6 Mitos Seputar Vaksin COVID-19, yang Kelima Berbahaya

Sabtu, 28 Agustus 2021 – 12:03 WIB
Arsip foto Juru Bicara Pemerintah Reisa Broto Asmoro dalam keterangan persnya, di Kantor Presiden, Jakarta, yang ditayangkan langsung pada kanal YouTube Sekretariat Presiden, Jumat (20/8). ANTARA/HO-Biro Pers Sekretariat Presiden-Kris/pri.

jpnn.com, JAKARTA - Reisa Broto Asmoro menjelaskan mitos-mitos yang berkembang seputar vaksin COVID-19.

Menurut juru bicara pemerintah untuk Penanganan COVID-19 ini, masyarakat perlu tahu apa saja mitos dimaksud.

BACA JUGA: Keren! Alat Tes Antigen Buatan Lokal Mulai Diproduksi

Duta adaptasi kebiasaan baru ini kemudian memaparkannya satu persatu.

 

BACA JUGA: Panglima TNI Mengingatkan Pentingnya Meningkatkan Pelacakan

Pertama, keberadaan chip yang disuntikkan ke dalam tubuh melalui vaksin COVID-19.

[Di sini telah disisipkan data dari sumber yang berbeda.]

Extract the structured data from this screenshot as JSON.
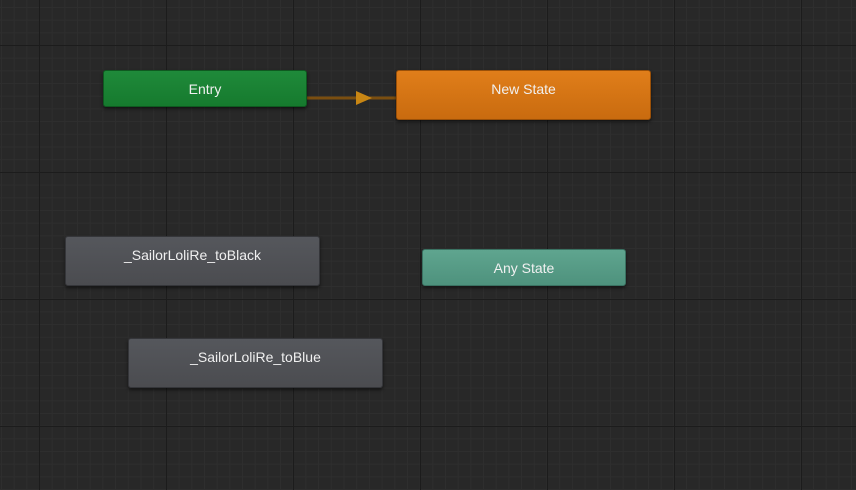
{
  "graph": {
    "nodes": {
      "entry": {
        "label": "Entry",
        "color": "#1a8234"
      },
      "new_state": {
        "label": "New State",
        "color": "#d4761a"
      },
      "any_state": {
        "label": "Any State",
        "color": "#579c87"
      },
      "to_black": {
        "label": "_SailorLoliRe_toBlack",
        "color": "#505155"
      },
      "to_blue": {
        "label": "_SailorLoliRe_toBlue",
        "color": "#505155"
      }
    },
    "transition": {
      "from": "Entry",
      "to": "New State",
      "color": "#a86c12"
    }
  }
}
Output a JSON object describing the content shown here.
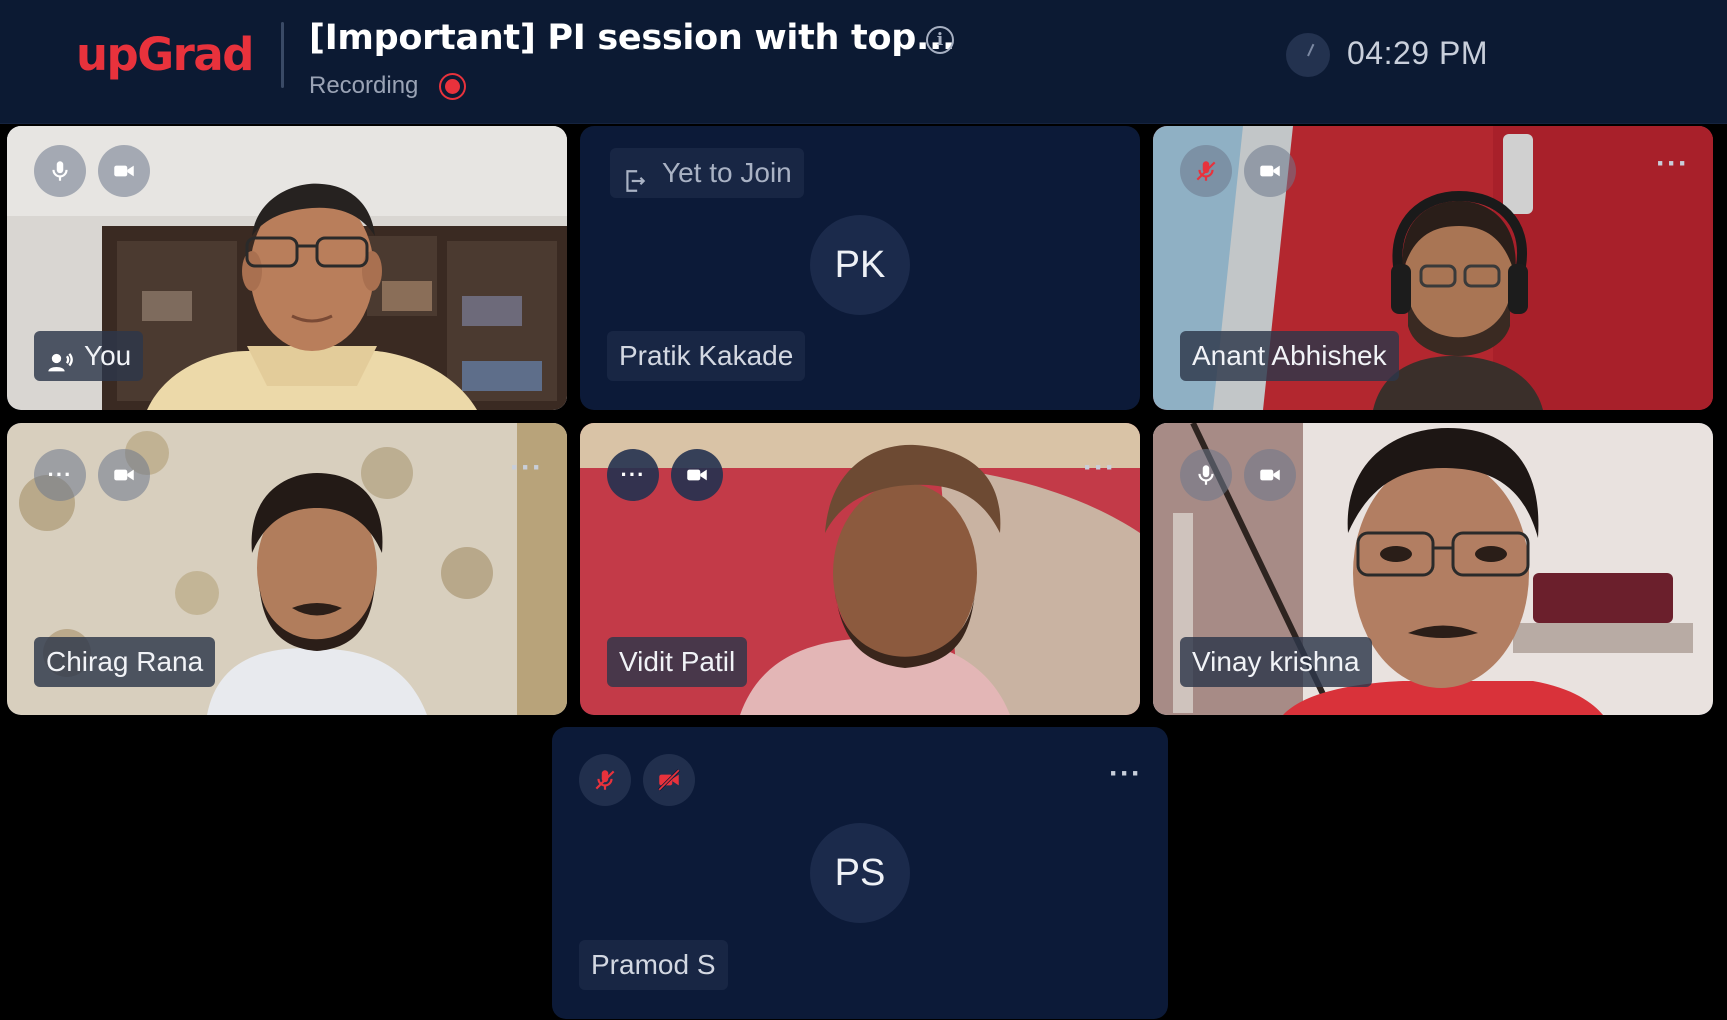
{
  "header": {
    "logo": "upGrad",
    "title": "[Important] PI session with top...",
    "info_icon": "info-icon",
    "recording_label": "Recording",
    "clock": "04:29 PM",
    "colors": {
      "bar": "#0c1a33",
      "brand": "#e8323c"
    }
  },
  "tiles": [
    {
      "name": "You",
      "status": "video",
      "mic": "on",
      "camera": "on",
      "speaking": true
    },
    {
      "name": "Pratik Kakade",
      "status": "Yet to Join",
      "initials": "PK"
    },
    {
      "name": "Anant Abhishek",
      "status": "video",
      "mic": "muted",
      "camera": "on",
      "menu": "..."
    },
    {
      "name": "Chirag Rana",
      "status": "video",
      "mic": "connecting",
      "camera": "on",
      "menu": "..."
    },
    {
      "name": "Vidit Patil",
      "status": "video",
      "mic": "connecting",
      "camera": "on",
      "menu": "..."
    },
    {
      "name": "Vinay krishna",
      "status": "video",
      "mic": "on",
      "camera": "on"
    },
    {
      "name": "Pramod S",
      "status": "audio-only",
      "mic": "muted",
      "camera": "off",
      "initials": "PS",
      "menu": "..."
    }
  ],
  "ellipsis": "···"
}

"Mitos ini banyak banget berkembang karena pada tidak paham isi vaksin itu sebenarnya apa."

BACA JUGA: Soal Pergantian Wakil Bupati Pamekasan Ketua DPRD Bilang Begini

"Sebenarnya isi vaksin itu mau itu vaksin buatan Amerika, Eropa, China, itu semuanya punya standar internasional yang sama," ujar Reisa dikutip Sabtu (28/8).

Dia menjelaskan bahwa vaksin hanya berisi komponen virus serta bahan-bahan yang membuat vaksin awet di dalam tubuh.

"Jadi tidak ada tuh isi chip segala macam," tegas dia.

 

Kedua, mitos tentang merokok dapat menangkal virus corona.

Reisa menegaskan hal itu tidak benar.

Dia mengatakan bahwa merokok justru memperburuk kondisi tubuh, terlebih terinfeksi COVID-19.

Merokok, kata dia, juga berpotensi menularkan droplet ke lingkungan sekitar.

Apalagi jika dilakukan di ruangan yang tidak memiliki sirkulasi udara yang bagus.

Hal itu membuat virus bertahan di udara dan berpotensi terhirup oleh orang lain.

 

Ketiga, mitos menyebut anak-anak kebal terhadap COVID-19.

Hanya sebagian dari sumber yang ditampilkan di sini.